Published 02 December 2021
The UK agency has updated its guidance on the management of miscarriage to recommend micronised progesterone for women with a previous miscarriage who bleed in a new early pregnancy - but only after ultrasound confirmation of the intrauterine location of the pregnancy.
NICE, the UK’s National Institute for Health and Care excellence, has updated its guidance on the management of miscarriage to ‘offer vaginal micronised progesterone 400 mg twice daily to women with an intrauterine pregnancy confirmed by a scan, if they have vaginal bleeding and have previously had a miscarriage’.(1)
In its explanation of why the update was introduced NICE notes that there was ‘good evidence that 400 mg twice daily of micronised vaginal progesterone increases the number of live births in women with early pregnancy bleeding and a previous miscarriage’. The recommendation thus came with the caveats that there was ‘evidence of no benefit’ in women with early pregnancy bleeding but no previous miscarriage, nor in women with previous miscarriage but no early pregnancy bleeding in the current pregnancy. The recommendations emphasised that progesterone should only be given to women with intrauterine pregnancy confirmed with a scan.

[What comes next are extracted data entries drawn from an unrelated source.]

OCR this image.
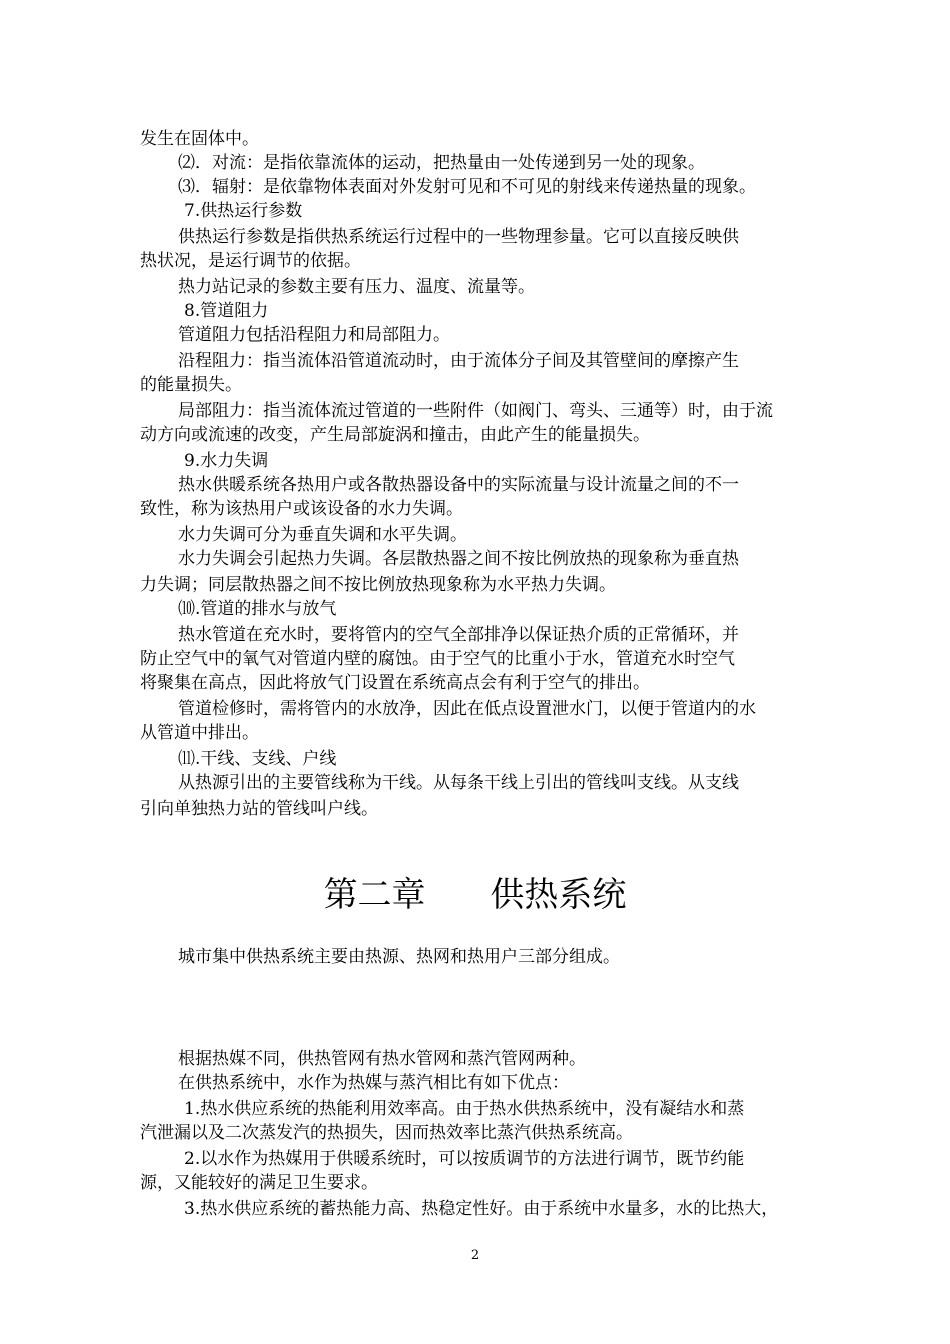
发生在固体中。
⑵．对流：是指依靠流体的运动，把热量由一处传递到另一处的现象。
⑶．辐射：是依靠物体表面对外发射可见和不可见的射线来传递热量的现象。
7.供热运行参数
供热运行参数是指供热系统运行过程中的一些物理参量。它可以直接反映供
热状况，是运行调节的依据。
热力站记录的参数主要有压力、温度、流量等。
8.管道阻力
管道阻力包括沿程阻力和局部阻力。
沿程阻力：指当流体沿管道流动时，由于流体分子间及其管壁间的摩擦产生
的能量损失。
局部阻力：指当流体流过管道的一些附件（如阀门、弯头、三通等）时，由于流
动方向或流速的改变，产生局部旋涡和撞击，由此产生的能量损失。
9.水力失调
热水供暖系统各热用户或各散热器设备中的实际流量与设计流量之间的不一
致性，称为该热用户或该设备的水力失调。
水力失调可分为垂直失调和水平失调。
水力失调会引起热力失调。各层散热器之间不按比例放热的现象称为垂直热
力失调；同层散热器之间不按比例放热现象称为水平热力失调。
⑽.管道的排水与放气
热水管道在充水时，要将管内的空气全部排净以保证热介质的正常循环，并
防止空气中的氧气对管道内壁的腐蚀。由于空气的比重小于水，管道充水时空气
将聚集在高点，因此将放气门设置在系统高点会有利于空气的排出。
管道检修时，需将管内的水放净，因此在低点设置泄水门，以便于管道内的水
从管道中排出。
⑾.干线、支线、户线
从热源引出的主要管线称为干线。从每条干线上引出的管线叫支线。从支线
引向单独热力站的管线叫户线。
城市集中供热系统主要由热源、热网和热用户三部分组成。
根据热媒不同，供热管网有热水管网和蒸汽管网两种。
在供热系统中，水作为热媒与蒸汽相比有如下优点：
1.热水供应系统的热能利用效率高。由于热水供热系统中，没有凝结水和蒸
汽泄漏以及二次蒸发汽的热损失，因而热效率比蒸汽供热系统高。
2.以水作为热媒用于供暖系统时，可以按质调节的方法进行调节，既节约能
源，又能较好的满足卫生要求。
3.热水供应系统的蓄热能力高、热稳定性好。由于系统中水量多，水的比热大，
第二章      供热系统
2
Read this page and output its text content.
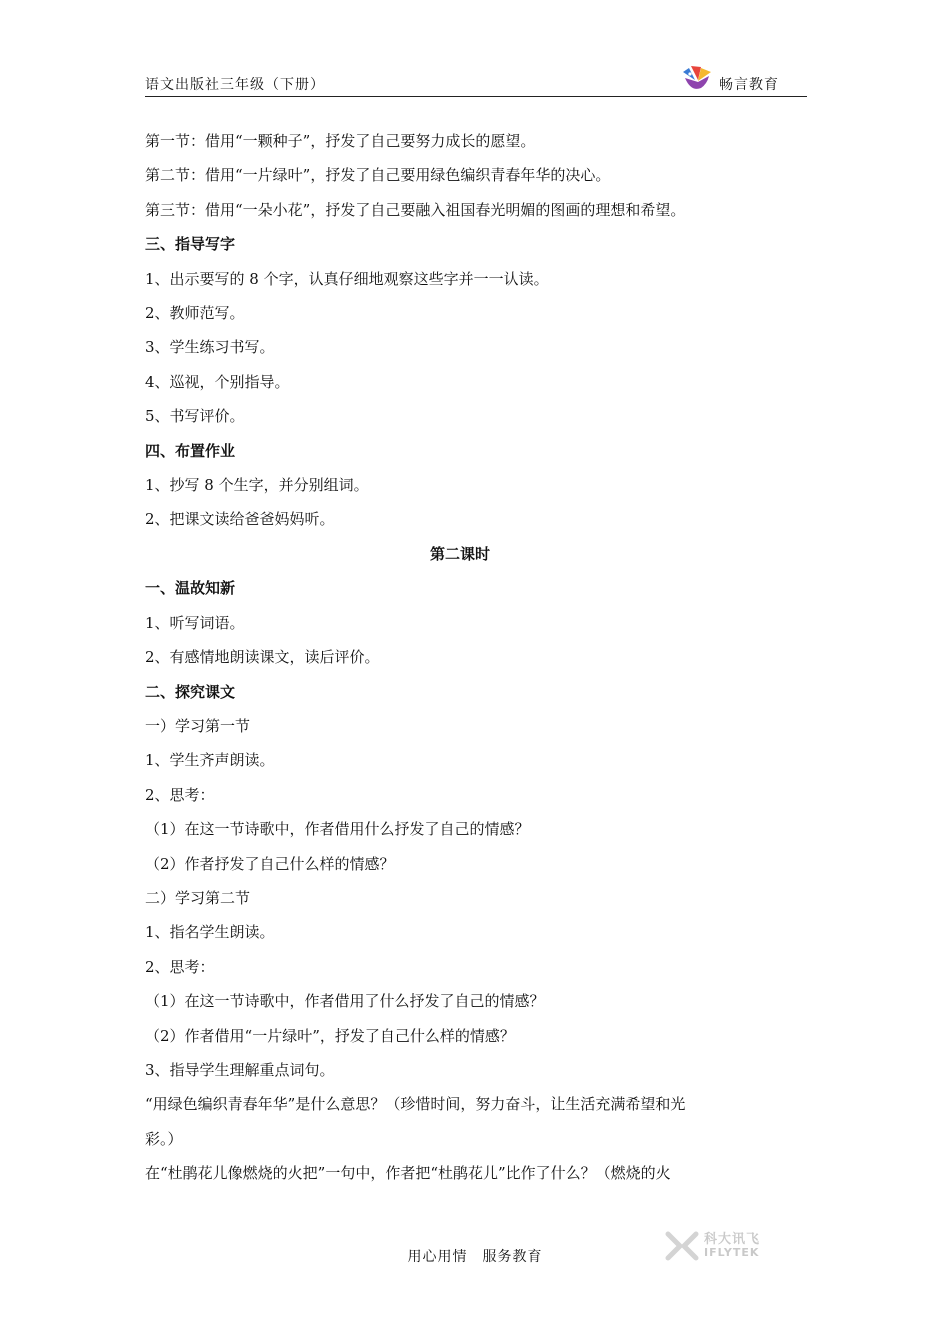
语文出版社三年级（下册）	畅言教育
第一节：借用“一颗种子”，抒发了自己要努力成长的愿望。
第二节：借用“一片绿叶”，抒发了自己要用绿色编织青春年华的决心。
第三节：借用“一朵小花”，抒发了自己要融入祖国春光明媚的图画的理想和希望。
三、指导写字
1、出示要写的 8 个字，认真仔细地观察这些字并一一认读。
2、教师范写。
3、学生练习书写。
4、巡视，个别指导。
5、书写评价。
四、布置作业
1、抄写 8 个生字，并分别组词。
2、把课文读给爸爸妈妈听。
第二课时
一、温故知新
1、听写词语。
2、有感情地朗读课文，读后评价。
二、探究课文
一）学习第一节
1、学生齐声朗读。
2、思考：
（1）在这一节诗歌中，作者借用什么抒发了自己的情感？
（2）作者抒发了自己什么样的情感？
二）学习第二节
1、指名学生朗读。
2、思考：
（1）在这一节诗歌中，作者借用了什么抒发了自己的情感？
（2）作者借用“一片绿叶”，抒发了自己什么样的情感？
3、指导学生理解重点词句。
“用绿色编织青春年华”是什么意思？（珍惜时间，努力奋斗，让生活充满希望和光
彩。）
在“杜鹃花儿像燃烧的火把”一句中，作者把“杜鹃花儿”比作了什么？（燃烧的火
用心用情　服务教育
科大讯飞
IFLYTEK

Evidence in support of the move clearly came from the multicentre PRISM trial in the UK coordinated by the Tommy’s National Centre for Miscarriage Research.(2) The results showed that, while treatment with micronised progesterone did not reduce the rate of miscarriage for those with no previous miscarriages, there was a small reduction in miscarriage for those with one or two previous miscarriages and a big reduction in miscarriage for those with three or more previous miscarriages (72% LBR in the progesterone group and 57% in the placebo group).
The study’s first author, Arri Coomarasamy from the University of Birmingham and Director of the Tommy’s programme, said at the time: ‘Women who are at risk of a miscarriage because of current pregnancy bleeding and a history of a previous miscarriage could benefit from progesterone treatment, and this has huge implications for practice. This treatment could save thousands of babies who may have otherwise been lost to a miscarriage. We hope that this evidence will be considered by the National Institute for Health and Care Excellence (NICE) and that it will be used to update national guidelines for women at risk of miscarriage.’ And this now is what has happened.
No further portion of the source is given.